Юрина эпопея была, наверное, одной из «трудностей», на которые ссылалась в разговоре с моим лечащим врачом моя мама, не желая забирать меня из больницы. Но только одна из… Более того, как это нередко бывает, неприятная эта история послужила улучшению отношений Юры с папой и папы с Юрой. Брат, по-видимому, впервые ощутил, что он дорог этому человеку (обращение к Мехлису в те времена с огромной вероятностью могло не просто привести «ответработника» к служебному краху, а иметь и еще более тяжкие последствия). Папа тоже, видимо, понял, что нельзя жить в семье и чуть ли не не замечать человека, которого ты признал как своего сына. В результате Юру впервые в жизни отправили на юг, в Хосту, под Сочи, где у папиной организации был пионерский лагерь «санаторного типа». А Юра, не знаю, с какого времени, но когда я вернулась из больницы — уж точно, стал называть Григория Сергеевича папой, сначала редко, в отдельных случаях, а потом привык…
Мамин план переезда из Дома на Набережной в несравненно менее сановитый дом 11 по Большой Калужской вряд ли имел главной — уж не говорю единственной — причиной эту эпопею.

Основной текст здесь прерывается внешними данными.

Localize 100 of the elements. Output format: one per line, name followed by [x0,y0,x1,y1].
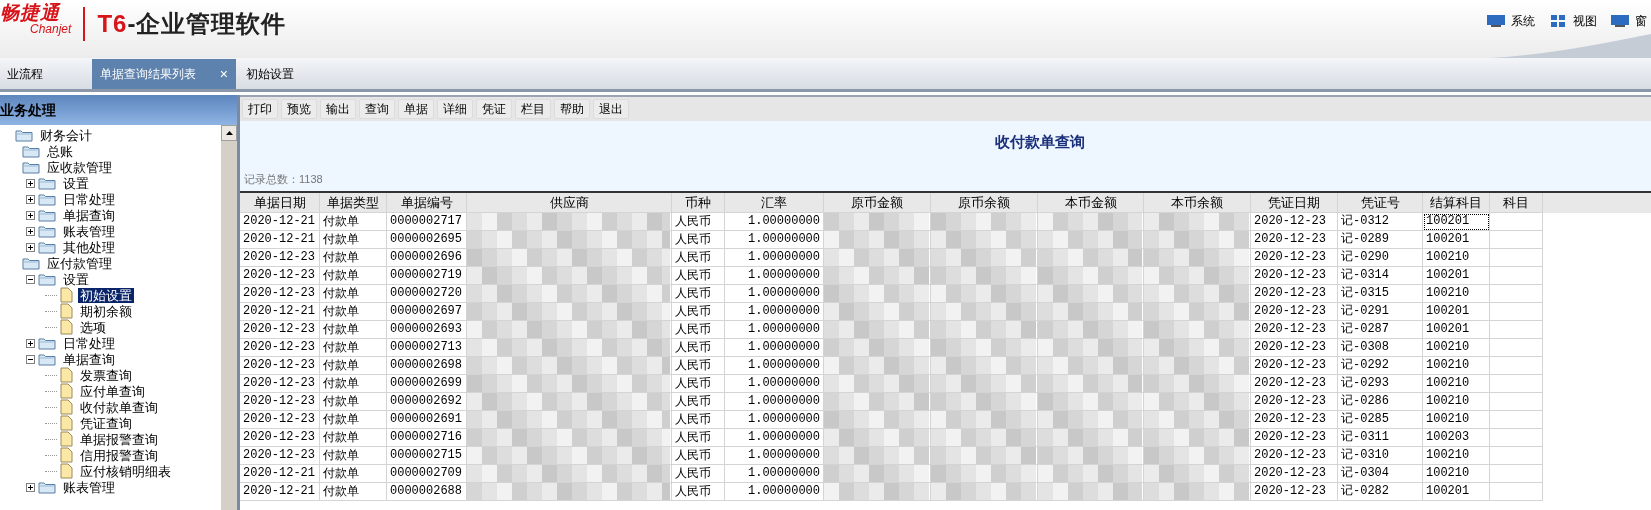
toolbar-button[interactable]: 查询 [359,99,395,119]
document-icon [60,447,73,463]
table-cell: 2020-12-23 [1251,375,1338,393]
tree-item[interactable]: 单据报警查询 [78,431,160,447]
collapse-toggle[interactable] [26,274,35,284]
column-header[interactable]: 凭证日期 [1251,193,1338,213]
menu-button[interactable]: 窗 [1611,12,1647,30]
table-cell: 100210 [1423,357,1490,375]
tree-item[interactable]: 单据查询 [61,351,117,367]
expand-toggle[interactable] [26,210,35,220]
tab[interactable]: 单据查询结果列表 × [92,59,236,89]
folder-icon [38,336,56,350]
table-cell: 人民币 [672,321,725,339]
column-header[interactable]: 科目 [1490,193,1543,213]
table-cell [1490,375,1543,393]
table-cell: 付款单 [320,447,387,465]
toolbar-button[interactable]: 输出 [320,99,356,119]
toolbar-button[interactable]: 预览 [281,99,317,119]
toolbar-button[interactable]: 单据 [398,99,434,119]
tree-item[interactable]: 日常处理 [61,335,117,351]
table-cell: 2020-12-23 [1251,285,1338,303]
column-header[interactable]: 币种 [672,193,725,213]
tree-item[interactable]: 设置 [61,271,91,287]
table-cell: 100210 [1423,375,1490,393]
table-cell [1490,249,1543,267]
tree-item[interactable]: 账表管理 [61,223,117,239]
close-icon[interactable]: × [219,63,228,85]
tree-item[interactable]: 应收款管理 [45,159,114,175]
tree-item[interactable]: 发票查询 [78,367,134,383]
menu-button[interactable]: 系统 [1487,12,1535,30]
tree-item[interactable]: 其他处理 [61,239,117,255]
toolbar-button[interactable]: 退出 [593,99,629,119]
table-cell: 记-0310 [1338,447,1423,465]
tree-item[interactable]: 凭证查询 [78,415,134,431]
table-cell: 2020-12-23 [1251,213,1338,231]
expand-toggle[interactable] [26,178,35,188]
column-header[interactable]: 结算科目 [1423,193,1490,213]
table-cell: 2020-12-23 [240,357,320,375]
table-cell: 100203 [1423,429,1490,447]
expand-toggle[interactable] [26,242,35,252]
tree-item[interactable]: 财务会计 [38,127,94,143]
product-title: T6-企业管理软件 [97,9,287,39]
table-cell: 付款单 [320,213,387,231]
table-cell: 付款单 [320,411,387,429]
table-cell: 100201 [1423,303,1490,321]
tree-item[interactable]: 选项 [78,319,108,335]
table-cell: 2020-12-23 [240,411,320,429]
toolbar-button[interactable]: 打印 [242,99,278,119]
toolbar-button[interactable]: 详细 [437,99,473,119]
table-cell: 2020-12-23 [240,339,320,357]
toolbar-button[interactable]: 凭证 [476,99,512,119]
table-cell: 100210 [1423,285,1490,303]
column-header[interactable]: 单据编号 [387,193,467,213]
table-cell [1490,285,1543,303]
tab[interactable]: 初始设置 [236,59,304,89]
table-cell: 2020-12-21 [240,483,320,501]
table-cell: 2020-12-23 [1251,465,1338,483]
table-cell: 记-0290 [1338,249,1423,267]
tree-item[interactable]: 信用报警查询 [78,447,160,463]
table-cell: 人民币 [672,429,725,447]
table-cell: 2020-12-21 [240,465,320,483]
tree-item[interactable]: 单据查询 [61,207,117,223]
toolbar-button[interactable]: 帮助 [554,99,590,119]
tree-item[interactable]: 应付核销明细表 [78,463,173,479]
table-cell: 2020-12-21 [240,303,320,321]
tree-item[interactable]: 总账 [45,143,75,159]
column-header[interactable]: 凭证号 [1338,193,1423,213]
toolbar-button[interactable]: 栏目 [515,99,551,119]
table-cell: 100201 [1423,231,1490,249]
expand-toggle[interactable] [26,194,35,204]
expand-toggle[interactable] [26,482,35,492]
tree-item[interactable]: 应付单查询 [78,383,147,399]
table-cell [1490,339,1543,357]
expand-toggle[interactable] [26,338,35,348]
tree-item[interactable]: 账表管理 [61,479,117,495]
table-cell: 人民币 [672,231,725,249]
tab[interactable]: 业流程 [0,59,53,89]
collapse-toggle[interactable] [26,354,35,364]
table-cell: 2020-12-23 [240,393,320,411]
table-cell: 付款单 [320,465,387,483]
tree-item[interactable]: 收付款单查询 [78,399,160,415]
tree-item[interactable]: 应付款管理 [45,255,114,271]
tree-item[interactable]: 设置 [61,175,91,191]
scrollbar[interactable] [221,125,237,510]
menu-button[interactable]: 视图 [1549,12,1597,30]
table-cell: 2020-12-23 [1251,357,1338,375]
panel-title: 业务处理 [0,95,237,125]
expand-toggle[interactable] [26,226,35,236]
up-arrow-icon [225,131,233,135]
tree-item[interactable]: 期初余额 [78,303,134,319]
table-cell: 记-0292 [1338,357,1423,375]
tree-item[interactable]: 初始设置 [78,287,134,303]
column-header[interactable]: 单据日期 [240,193,320,213]
document-icon [60,415,73,431]
column-header[interactable]: 汇率 [725,193,824,213]
tree-item[interactable]: 日常处理 [61,191,117,207]
document-icon [60,287,73,303]
column-header[interactable]: 单据类型 [320,193,387,213]
record-count: 记录总数：1138 [244,171,324,187]
table-cell: 2020-12-23 [1251,393,1338,411]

План этот, глобальный по сути, созрел тем не менее у главного стратега нашей жизни довольно быстро. Просто маме уже невмоготу было жить в том доме не то что на вторых, а на десятых ролях. Но с этим она не могла управиться никакой малой ценой. Для любого даже маленького шажка наверх требовалось папино дальнейшее продвижение по службе. Но ему некуда было продвигаться! Он и так был первым заместителем наркома, вверх значило — в наркомы. Но это было не только невозможно (эти вопросы решались не мамой, совсем не мамой), но скажи папе, что завтра он проснется наркомом, он, я уверена, предпочел бы не просыпаться. Ему, бедному, и так приходилось очень тяжело. Его путь от подпасков через реку от Барятина до члена правительства со всеми кремлевскими привилегиями был так стремителен, что и не такому, полностью лишенному всяких амбиций, человеку это не могло бы не стоить чуть не полной потери ориентации…
Мама билась долго, но, конечно, понимала, что обречена на провал. Не в этом доме, а в этом круге, в который она так стремилась (и ощущала себя достойной), ей не предназначалось никакого иного места. Маме казалось это непростительной несправедливостью, и она мучительно искала выхода. Рассчитывать приходилось только на себя.